I've worked in some really rough schools where I've found it HUGELY frustrating having to deal with children who simply don't want to be educated, even though the classrooms, the books and the willing teachers are there ready for them. I've often thought that 'There are millions of children around the world who'd kill for the opportunities that you're throwing away'. I remember working with a supply teacher from South Africa who had taught in Soweto. She was shocked to the core that the working class English children she came into contact with at the school had so little interest in bettering themselves educationally.

But the fact is that those children can't help the way they think. They come from social backgrounds where there is no respect for or understanding of the value of learning for its own sake. There are too many people from these backgrounds who are like KatieDD - they value money above all else. They encourage their children to think of the quickest and easiest route to a reasonable standard of living - ie a roof over their head, a stable income and enough money for beer, fags and consumer durables. For most of these kids that means having children young, getting council/housing association accomodation, signing on and doing a bit of cash in hand work on the side. They don't value education for its own sake, as being something that gives you a richer emotional and intellectual life, and as something that helps equip you for parenting your own children.

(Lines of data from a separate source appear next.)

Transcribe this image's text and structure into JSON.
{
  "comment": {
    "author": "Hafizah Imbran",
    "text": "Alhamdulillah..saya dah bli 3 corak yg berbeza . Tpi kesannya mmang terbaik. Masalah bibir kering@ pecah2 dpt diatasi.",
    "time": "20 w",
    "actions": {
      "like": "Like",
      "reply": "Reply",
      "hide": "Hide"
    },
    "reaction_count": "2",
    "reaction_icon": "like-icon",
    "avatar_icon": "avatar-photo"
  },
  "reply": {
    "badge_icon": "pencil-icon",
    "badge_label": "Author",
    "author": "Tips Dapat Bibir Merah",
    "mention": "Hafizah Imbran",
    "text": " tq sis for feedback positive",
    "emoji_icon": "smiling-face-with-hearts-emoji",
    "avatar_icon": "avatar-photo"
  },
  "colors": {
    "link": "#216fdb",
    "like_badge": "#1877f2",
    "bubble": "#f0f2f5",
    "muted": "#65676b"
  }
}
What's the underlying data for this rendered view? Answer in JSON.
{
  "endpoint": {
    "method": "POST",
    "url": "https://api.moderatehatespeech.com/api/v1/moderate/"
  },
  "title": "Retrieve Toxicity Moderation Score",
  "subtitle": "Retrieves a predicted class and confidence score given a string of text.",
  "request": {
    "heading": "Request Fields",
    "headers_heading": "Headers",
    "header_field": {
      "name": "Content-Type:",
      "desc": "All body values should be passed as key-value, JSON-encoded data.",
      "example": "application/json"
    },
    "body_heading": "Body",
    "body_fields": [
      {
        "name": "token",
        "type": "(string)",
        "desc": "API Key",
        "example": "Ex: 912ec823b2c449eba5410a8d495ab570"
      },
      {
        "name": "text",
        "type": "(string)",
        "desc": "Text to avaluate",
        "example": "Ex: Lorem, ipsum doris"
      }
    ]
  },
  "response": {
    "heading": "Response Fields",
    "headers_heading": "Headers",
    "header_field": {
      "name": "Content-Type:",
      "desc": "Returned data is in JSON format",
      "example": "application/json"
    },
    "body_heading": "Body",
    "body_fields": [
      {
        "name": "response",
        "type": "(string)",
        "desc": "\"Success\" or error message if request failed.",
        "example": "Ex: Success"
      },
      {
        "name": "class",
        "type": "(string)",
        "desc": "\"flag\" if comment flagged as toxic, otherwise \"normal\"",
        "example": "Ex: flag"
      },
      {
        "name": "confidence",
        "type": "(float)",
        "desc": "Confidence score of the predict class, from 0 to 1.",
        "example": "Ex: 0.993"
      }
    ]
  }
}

But I don't blame children for thinking this way - their attitudes are a reflection of what they see and hear at home and most of them really don't know any better until it's too late.

blueshoes · 15/12/2008 12:51

gabygirl, I agree with all you just wrote. But I wonder, I wonder. Doesn't the benefits system, whilst acting as a valuable safety net for more wellmeaning households, end up colluding the lifestyle of these long term unemployed households?

In societies where there is no such safety net, people are a lot more motivated to 'find' their willpower and ambition to break out of poverty because starving is the only other alternative.

There is no easy answer.

gabygirl · 15/12/2008 12:59

Yes - I have pondered this one often. Agree with you that the welfare state demotivates the least well-paid and well-educated when it comes to work.

But I don't want to live in a country where babies and children go hungry while other people are driving around in Porches.